RO15-4513 but not FG-7142 reverses anticonvulsant effects of ethanol against bicuculline- and picrotoxin-induced convulsions in rats.

Abstract

The reversal of anticonvulsant effect of ethanol against chemoconvulsions by RO15-4513 was investigated in rats as this novel imidazobenzodiazepine (ethyl-8 azido-5, 6-dihydro-5-methyl-6-Oxo-4H-imidazo [1,5a] [1,4] benzodiazepine-3-carboxylate) is reported to antagonize the acute behavioral and biochemical effects of ethanol in animals.
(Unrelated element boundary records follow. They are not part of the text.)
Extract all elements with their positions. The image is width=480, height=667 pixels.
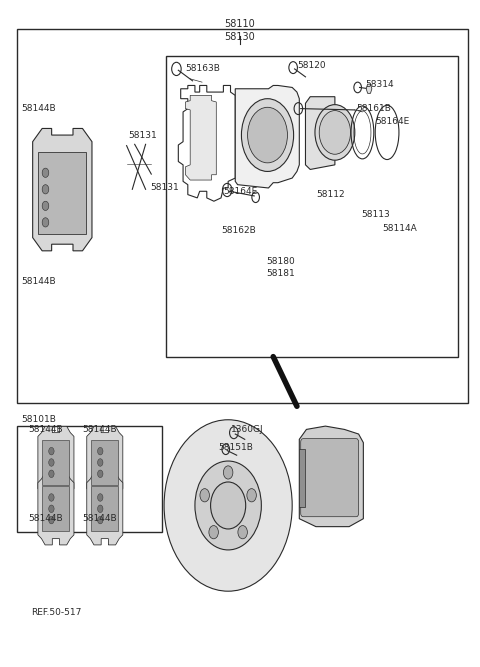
Text: 58163B: 58163B — [185, 65, 220, 73]
Text: 58144B: 58144B — [83, 514, 117, 523]
Text: 58144B: 58144B — [22, 104, 56, 113]
Bar — [42, 440, 70, 485]
Circle shape — [223, 466, 233, 479]
Text: REF.50-517: REF.50-517 — [31, 608, 82, 617]
Circle shape — [200, 489, 209, 502]
Polygon shape — [87, 426, 123, 499]
Text: 58144B: 58144B — [28, 425, 62, 434]
Text: 58131: 58131 — [150, 183, 179, 193]
Polygon shape — [366, 84, 372, 93]
Circle shape — [97, 516, 103, 524]
Bar — [299, 449, 305, 507]
Circle shape — [42, 168, 49, 177]
Text: 58164E: 58164E — [375, 117, 409, 126]
Text: 58164E: 58164E — [223, 187, 258, 196]
Polygon shape — [33, 129, 92, 251]
Circle shape — [97, 505, 103, 512]
Polygon shape — [38, 426, 74, 499]
Text: 1360GJ: 1360GJ — [230, 425, 263, 434]
Circle shape — [238, 526, 247, 539]
Circle shape — [97, 448, 103, 455]
Circle shape — [241, 99, 294, 171]
Text: 58114A: 58114A — [383, 225, 417, 233]
Text: 58180
58181: 58180 58181 — [266, 257, 295, 277]
Circle shape — [42, 185, 49, 194]
Text: 58131: 58131 — [129, 131, 157, 139]
Bar — [42, 486, 70, 532]
Bar — [17, 29, 468, 403]
Ellipse shape — [195, 461, 261, 550]
Circle shape — [42, 201, 49, 211]
Polygon shape — [38, 473, 74, 545]
Circle shape — [48, 516, 54, 524]
Circle shape — [48, 505, 54, 512]
Circle shape — [248, 107, 288, 163]
Ellipse shape — [164, 420, 292, 591]
Circle shape — [97, 494, 103, 501]
Circle shape — [319, 111, 350, 154]
Circle shape — [315, 105, 355, 160]
FancyBboxPatch shape — [301, 439, 359, 517]
Circle shape — [97, 459, 103, 466]
Circle shape — [48, 459, 54, 466]
Polygon shape — [235, 85, 300, 188]
Text: 58144B: 58144B — [28, 514, 62, 523]
Bar — [91, 486, 118, 532]
Ellipse shape — [211, 482, 246, 529]
Polygon shape — [185, 95, 216, 180]
Bar — [167, 55, 458, 357]
Circle shape — [42, 217, 49, 227]
Circle shape — [48, 494, 54, 501]
Polygon shape — [300, 426, 363, 527]
Text: 58120: 58120 — [297, 61, 325, 70]
Circle shape — [97, 470, 103, 478]
Circle shape — [209, 526, 218, 539]
Text: 58144B: 58144B — [22, 277, 56, 286]
Bar — [91, 440, 118, 485]
Circle shape — [48, 448, 54, 455]
Text: 58101B: 58101B — [22, 415, 57, 424]
Text: 58112: 58112 — [316, 190, 345, 199]
Text: 58151B: 58151B — [219, 444, 253, 452]
Polygon shape — [305, 97, 335, 169]
Bar — [38, 151, 86, 234]
Text: 58110
58130: 58110 58130 — [225, 19, 255, 42]
Text: 58314: 58314 — [366, 80, 395, 89]
Circle shape — [247, 489, 256, 502]
Polygon shape — [87, 473, 123, 545]
Circle shape — [48, 470, 54, 478]
Text: 58162B: 58162B — [221, 227, 256, 235]
Bar — [17, 426, 162, 532]
Text: 58161B: 58161B — [356, 104, 391, 113]
Text: 58144B: 58144B — [83, 425, 117, 434]
Text: 58113: 58113 — [361, 210, 390, 219]
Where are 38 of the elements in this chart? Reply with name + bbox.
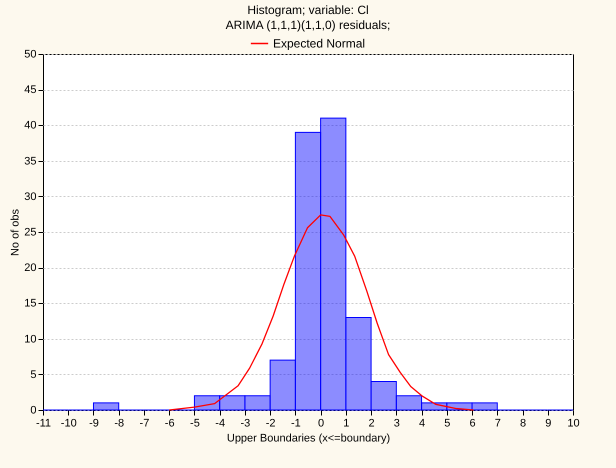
y-tick-label: 50 xyxy=(24,48,36,60)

Reversal of ethanol effects on onset of myoclonic jerks, tonic extensor phase, mortality time and percent protection against mortality were compared with not only other anticonvulsant pentobarbital but also with another inverse agonist FG-7142. Pretreatment with RO15-4513 (4 mg/kg) reversed the protective effect of ethanol against bicuculline-induced tonic extensor phase and mortality (87%). This response was sensitive to reversal by RO15-1788 (10 mg/kg). However, onset of myoclonic jerks and duration of clonus were not significantly altered. It also reversed the effect against picrotoxin but the reversal against mortality was up to 50%. As compared to ethanol, RO15-4513 reversed partially the protective effect of pentobarbital against bicuculline- and picrotoxin-induced convulsions. FG-7142 failed to reverse the protective effect of ethanol and pentobarbital against bicuculline-induced tonic extensor phase although it reversed the effect against onset and mortality. It had no effect on the protective effect against picrotoxin-induced convulsions. Both RO15-4513 and FG-7142 possessed proconvulsant effects against bicuculline but not against picrotoxin. These observations suggest that RO15-4513 has a more preferential action against ethanol effects as compared to the other inverse agonist.